The cost of writing cache_create is higher; 5m writes at 1.25 times base input, while 1h writes at 2 times, but frequent rebuilding causes total token consumption to skyrocket.
Pro users are devastated: they used to easily max out their quotas in a day, now they hit the bottom in just 1.5 hours. The Max plan at $200/month burns through the quota with just fixing two bugs or drafting a plan.

Enterprise teams are faring worse.
On Hacker News, someone mentioned that after the end of March, Claude’s performance visibly declined, with long sessions frequently stalling and token quotas dropping like a burst dam.
On April 13, foreign tech media reported more directly: “Is Anthropic weakening Claude?”

Anthropic’s Defense
Not a Punishment, Just a Pipeline Break
Facing overwhelming criticism, Anthropic’s response came from two key figures.
Boris Cherny, the creator of Claude Code, personally replied.
He admitted that turning off telemetry does indeed cause the experiment gates to fail, reverting the cache to the default value of 5 minutes.
Breaking down the mechanism, it boils down to one statement:
The 1-hour cache is an “experimental” optimization pushed through client experiment gates.
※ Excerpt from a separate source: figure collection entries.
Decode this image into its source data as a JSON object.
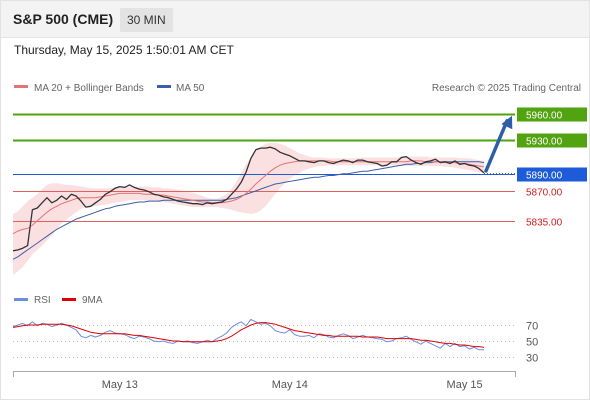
{
  "header": {
    "title": "S&P 500 (CME)",
    "timeframe": "30 MIN",
    "timestamp": "Thursday, May 15, 2025 1:50:01 AM CET"
  },
  "legend": {
    "bollinger": "MA 20 + Bollinger Bands",
    "ma50": "MA 50",
    "credit": "Research © 2025 Trading Central",
    "rsi": "RSI",
    "rsi_ma": "9MA"
  },
  "colors": {
    "price": "#333333",
    "ma20": "#e57373",
    "bands_fill": "#f9d5d8",
    "ma50": "#3b5fa8",
    "resistance": "#52a310",
    "pivot": "#1e5bd8",
    "support": "#e06060",
    "support_text": "#d01c1c",
    "rsi": "#6b8ee0",
    "rsi_ma": "#e00000",
    "arrow": "#2e5fa6"
  },
  "chart_data": [
    {
      "type": "line",
      "x_labels": [
        "May 13",
        "May 14",
        "May 15"
      ],
      "ylim": [
        5760,
        5975
      ],
      "levels": [
        {
          "label": "5960.00",
          "value": 5960,
          "kind": "resistance"
        },
        {
          "label": "5930.00",
          "value": 5930,
          "kind": "resistance"
        },
        {
          "label": "5890.00",
          "value": 5890,
          "kind": "pivot"
        },
        {
          "label": "5870.00",
          "value": 5870,
          "kind": "support"
        },
        {
          "label": "5835.00",
          "value": 5835,
          "kind": "support"
        }
      ],
      "current_price": 5890,
      "price": [
        5800,
        5801,
        5803,
        5806,
        5848,
        5850,
        5856,
        5862,
        5856,
        5859,
        5864,
        5860,
        5866,
        5864,
        5858,
        5851,
        5852,
        5856,
        5860,
        5866,
        5869,
        5873,
        5875,
        5874,
        5877,
        5874,
        5872,
        5871,
        5869,
        5866,
        5865,
        5863,
        5862,
        5860,
        5858,
        5857,
        5856,
        5855,
        5855,
        5854,
        5856,
        5855,
        5856,
        5857,
        5860,
        5866,
        5872,
        5880,
        5892,
        5908,
        5918,
        5920,
        5920,
        5921,
        5919,
        5915,
        5913,
        5911,
        5908,
        5905,
        5905,
        5904,
        5903,
        5905,
        5905,
        5903,
        5902,
        5904,
        5906,
        5905,
        5903,
        5906,
        5906,
        5904,
        5903,
        5902,
        5899,
        5900,
        5904,
        5904,
        5909,
        5910,
        5906,
        5903,
        5901,
        5904,
        5905,
        5907,
        5903,
        5904,
        5902,
        5905,
        5901,
        5902,
        5900,
        5899,
        5896,
        5891
      ],
      "ma20": [
        5820,
        5823,
        5825,
        5826,
        5830,
        5835,
        5840,
        5845,
        5849,
        5852,
        5855,
        5857,
        5859,
        5861,
        5862,
        5862,
        5862,
        5862,
        5863,
        5864,
        5865,
        5866,
        5867,
        5867,
        5867,
        5867,
        5867,
        5866,
        5866,
        5866,
        5865,
        5865,
        5864,
        5863,
        5862,
        5861,
        5860,
        5859,
        5858,
        5857,
        5857,
        5856,
        5856,
        5856,
        5857,
        5858,
        5860,
        5863,
        5867,
        5872,
        5878,
        5883,
        5888,
        5893,
        5897,
        5900,
        5902,
        5903,
        5904,
        5905,
        5905,
        5905,
        5905,
        5905,
        5905,
        5905,
        5904,
        5904,
        5904,
        5904,
        5904,
        5904,
        5904,
        5904,
        5904,
        5904,
        5904,
        5904,
        5904,
        5904,
        5904,
        5904,
        5905,
        5905,
        5905,
        5904,
        5904,
        5904,
        5904,
        5903,
        5903,
        5903,
        5902,
        5902,
        5901,
        5900,
        5899,
        5898
      ],
      "ma50": [
        5790,
        5793,
        5797,
        5801,
        5805,
        5809,
        5813,
        5817,
        5821,
        5825,
        5828,
        5831,
        5834,
        5837,
        5839,
        5841,
        5843,
        5845,
        5847,
        5849,
        5850,
        5852,
        5853,
        5854,
        5855,
        5856,
        5857,
        5857,
        5858,
        5858,
        5858,
        5859,
        5859,
        5859,
        5859,
        5859,
        5859,
        5859,
        5859,
        5859,
        5859,
        5859,
        5859,
        5859,
        5860,
        5861,
        5862,
        5864,
        5866,
        5868,
        5870,
        5872,
        5874,
        5876,
        5878,
        5879,
        5880,
        5881,
        5882,
        5883,
        5884,
        5885,
        5886,
        5886,
        5887,
        5888,
        5888,
        5889,
        5890,
        5890,
        5891,
        5892,
        5893,
        5893,
        5894,
        5895,
        5896,
        5897,
        5898,
        5899,
        5900,
        5901,
        5901,
        5902,
        5902,
        5903,
        5903,
        5904,
        5904,
        5904,
        5904,
        5904,
        5904,
        5904,
        5904,
        5904,
        5904,
        5903
      ],
      "band_upper": [
        5843,
        5846,
        5852,
        5858,
        5862,
        5866,
        5872,
        5877,
        5879,
        5879,
        5878,
        5877,
        5877,
        5876,
        5875,
        5874,
        5873,
        5873,
        5873,
        5873,
        5873,
        5874,
        5874,
        5875,
        5875,
        5875,
        5875,
        5875,
        5875,
        5874,
        5874,
        5873,
        5873,
        5872,
        5871,
        5870,
        5869,
        5868,
        5866,
        5864,
        5862,
        5861,
        5861,
        5863,
        5866,
        5872,
        5881,
        5891,
        5901,
        5909,
        5916,
        5921,
        5925,
        5926,
        5926,
        5925,
        5923,
        5920,
        5917,
        5914,
        5912,
        5910,
        5909,
        5909,
        5909,
        5908,
        5908,
        5908,
        5908,
        5908,
        5908,
        5908,
        5909,
        5909,
        5909,
        5909,
        5909,
        5909,
        5909,
        5909,
        5910,
        5910,
        5910,
        5910,
        5910,
        5910,
        5909,
        5909,
        5909,
        5909,
        5909,
        5909,
        5908,
        5908,
        5908,
        5907,
        5906,
        5905
      ],
      "band_lower": [
        5772,
        5776,
        5781,
        5788,
        5796,
        5801,
        5806,
        5812,
        5818,
        5825,
        5832,
        5837,
        5841,
        5845,
        5849,
        5851,
        5852,
        5852,
        5853,
        5854,
        5855,
        5856,
        5857,
        5858,
        5859,
        5859,
        5859,
        5859,
        5858,
        5858,
        5857,
        5857,
        5856,
        5855,
        5854,
        5853,
        5852,
        5851,
        5851,
        5851,
        5851,
        5851,
        5851,
        5850,
        5849,
        5848,
        5846,
        5845,
        5844,
        5843,
        5844,
        5847,
        5852,
        5859,
        5866,
        5873,
        5879,
        5884,
        5888,
        5891,
        5894,
        5896,
        5898,
        5899,
        5899,
        5900,
        5900,
        5900,
        5900,
        5900,
        5900,
        5900,
        5900,
        5900,
        5900,
        5900,
        5900,
        5900,
        5900,
        5900,
        5899,
        5899,
        5899,
        5899,
        5899,
        5899,
        5899,
        5899,
        5899,
        5898,
        5898,
        5897,
        5896,
        5895,
        5894,
        5893,
        5892,
        5891
      ]
    },
    {
      "type": "line",
      "x_labels": [
        "May 13",
        "May 14",
        "May 15"
      ],
      "y_ticks": [
        70,
        50,
        30
      ],
      "ylim": [
        20,
        85
      ],
      "rsi": [
        68,
        70,
        72,
        69,
        74,
        69,
        72,
        71,
        68,
        70,
        72,
        70,
        67,
        64,
        56,
        54,
        57,
        55,
        57,
        61,
        63,
        60,
        59,
        58,
        55,
        53,
        56,
        55,
        53,
        50,
        49,
        50,
        48,
        47,
        50,
        49,
        50,
        48,
        47,
        49,
        51,
        49,
        53,
        56,
        60,
        67,
        71,
        74,
        69,
        77,
        74,
        71,
        72,
        69,
        63,
        61,
        60,
        64,
        58,
        56,
        56,
        57,
        54,
        59,
        58,
        55,
        54,
        57,
        59,
        57,
        53,
        55,
        57,
        55,
        54,
        53,
        52,
        49,
        50,
        53,
        54,
        56,
        52,
        49,
        46,
        50,
        47,
        44,
        41,
        47,
        43,
        47,
        43,
        44,
        40,
        42,
        39,
        39
      ],
      "rsi_ma": [
        67,
        68,
        69,
        70,
        70,
        70,
        71,
        71,
        71,
        71,
        71,
        70,
        69,
        67,
        65,
        63,
        61,
        60,
        59,
        59,
        59,
        59,
        59,
        59,
        58,
        57,
        57,
        56,
        55,
        54,
        53,
        52,
        51,
        50,
        50,
        49,
        49,
        49,
        49,
        49,
        49,
        49,
        50,
        51,
        53,
        56,
        60,
        64,
        67,
        70,
        72,
        73,
        73,
        72,
        71,
        69,
        67,
        65,
        63,
        62,
        61,
        60,
        59,
        58,
        57,
        57,
        56,
        56,
        56,
        56,
        56,
        56,
        55,
        55,
        55,
        55,
        54,
        53,
        53,
        53,
        53,
        53,
        53,
        52,
        51,
        51,
        50,
        49,
        48,
        47,
        47,
        46,
        45,
        45,
        44,
        43,
        43,
        42
      ]
    }
  ]
}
Only with telemetry enabled can the gates pull the latest strategy.
However, he emphasized that this is not a deliberate punishment but a coupling issue in architectural design.
Cherny also explained the design logic behind the cache strategy: Anthropic continuously tests different combinations of cache strategies in the background, aiming to optimize overall cache hit rates, token consumption, and latency performance.
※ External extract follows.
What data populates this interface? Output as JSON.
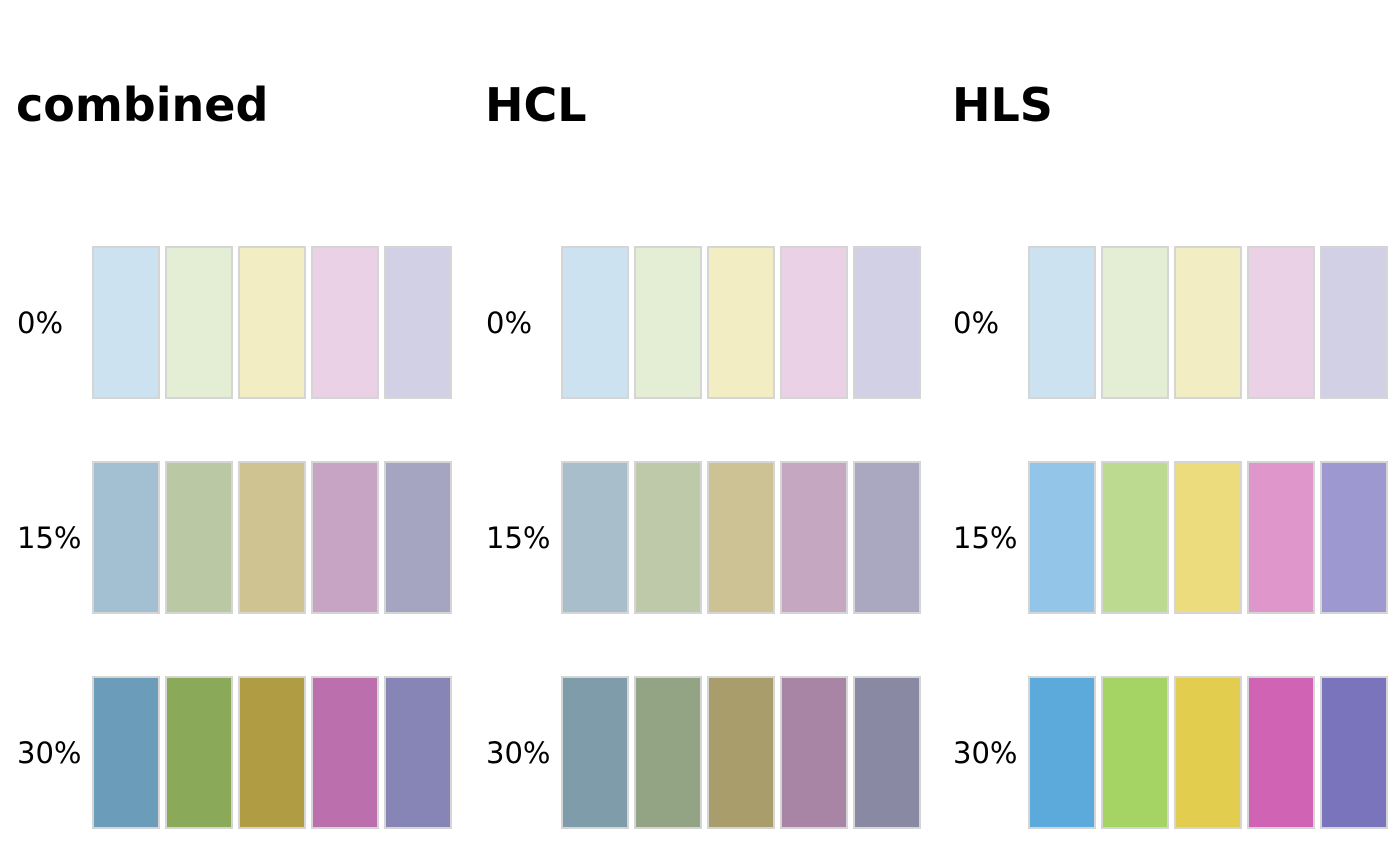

Once you turn off telemetry, the client directly reads the default value—5 minutes.
It’s not malicious; it’s a “technical side effect.”
In certain scenarios, a 5-minute cache is indeed more economical—like subagent calls, which are typically one-off requests and rarely read from the cache again, making a 1-hour TTL wasteful.
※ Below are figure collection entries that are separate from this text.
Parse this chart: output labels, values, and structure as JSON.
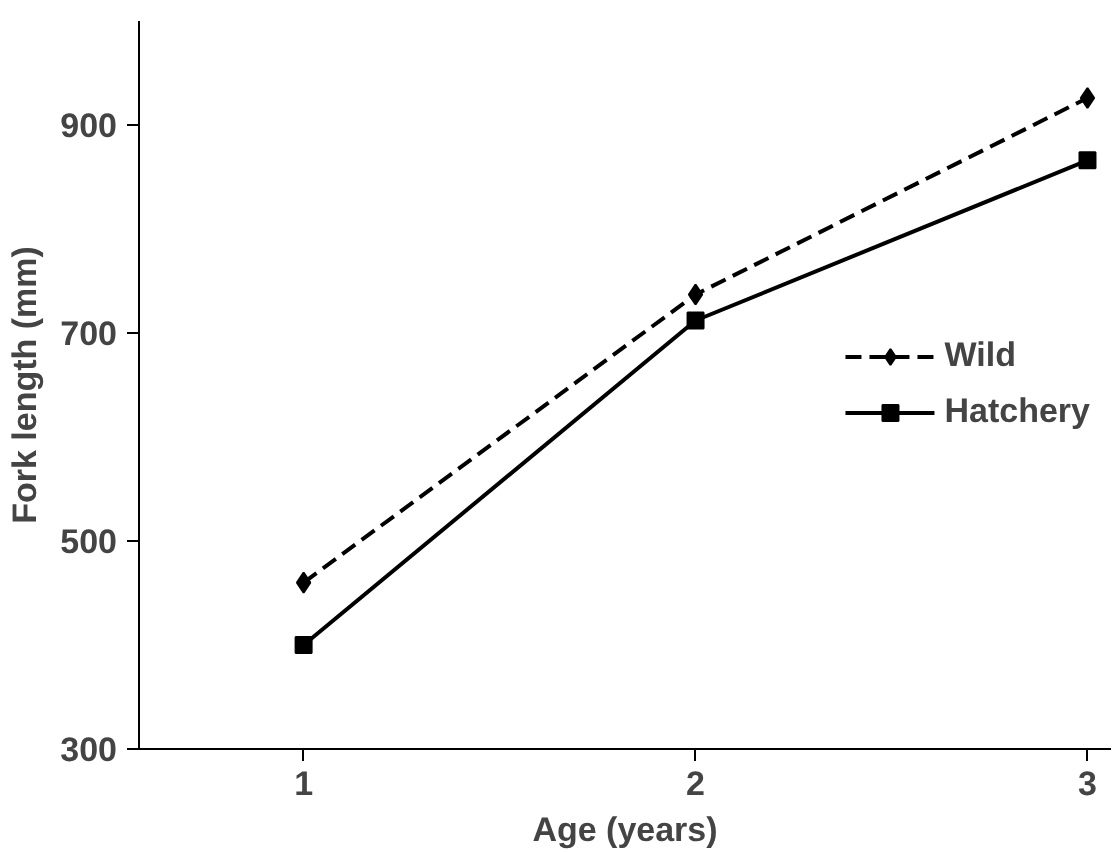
{
  "chart_data": {
    "type": "line",
    "xlabel": "Age (years)",
    "ylabel": "Fork length (mm)",
    "x": [
      1,
      2,
      3
    ],
    "series": [
      {
        "name": "Wild",
        "color": "#000000",
        "values": [
          460,
          737,
          926
        ],
        "marker": "diamond",
        "line_style": "dashed"
      },
      {
        "name": "Hatchery",
        "color": "#000000",
        "values": [
          400,
          712,
          866
        ],
        "marker": "square",
        "line_style": "solid"
      }
    ],
    "xlim": [
      0.58,
      3.06
    ],
    "xticks": [
      1,
      2,
      3
    ],
    "ylim": [
      300,
      1000
    ],
    "yticks": [
      300,
      500,
      700,
      900
    ],
    "grid": false,
    "legend": "right"
  }
}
However, he also acknowledged: “With many skills, multiple agents, or background automation tasks running simultaneously, token consumption is indeed high, especially when using many plugins.”
Surprisingly, the number of affected users is quite large, and Anthropic is working on improvements:
(a) Optimizing UX to make users more aware of these situations;
(b) More intelligently truncating, pruning, and scheduling non-primary tasks to avoid unexpected token consumption.
Another Anthropic engineer, Jarred Sumner, creator of the Bun runtime, responded to the March TTL rollback issue.
He believes the 5-minute TTL is “cheaper overall rather than more expensive,” because “a significant portion of Claude Code requests are one-off calls, and the cached context is only used once and not accessed again.”
Honestly, this explanation makes sense on a technical level, but users are not buying it.
The problem is that Swanson’s data directly contradicts this: in February, the waste rate under the 1-hour TTL was only 1.1%, and if most requests were indeed one-off, there should have been a lot of writing waste in February.

A Real Industry Issue
AI Token Pricing is a Black Box
Looking at the bigger picture, this is not just an issue for Anthropic.
Currently, billing for AI coding tools based on usage is purely a test of trust.
Developers cannot see the fluctuations in billing, cannot audit token usage for each request, cannot verify cache status, cannot confirm which pricing tier is applied, and cannot check if peak multipliers are in effect.
Comparing this to other paid infrastructure used by developers:
- AWS EC2: billed by the second, complete instance visibility, CloudWatch metrics, billing alerts, cost analysis tools
- Stripe: billed per transaction, each fee has logs and is auditable, real-time dashboards
- Vercel: billed per invocation, function-level metrics, spending limits, automatic alerts
- Claude Code: billed by token, no detailed usage for single requests, no visibility into cache hits, no spending alerts, no real-time cost tracking
This information asymmetry is shocking. All other developer tools in this price range allow users to understand their costs in detail. In contrast, AI programming assistants provide users with only a quota progress bar and a prayer.
This asymmetry benefits service providers under normal circumstances, but when issues arise, it can lead to devastating consequences for users.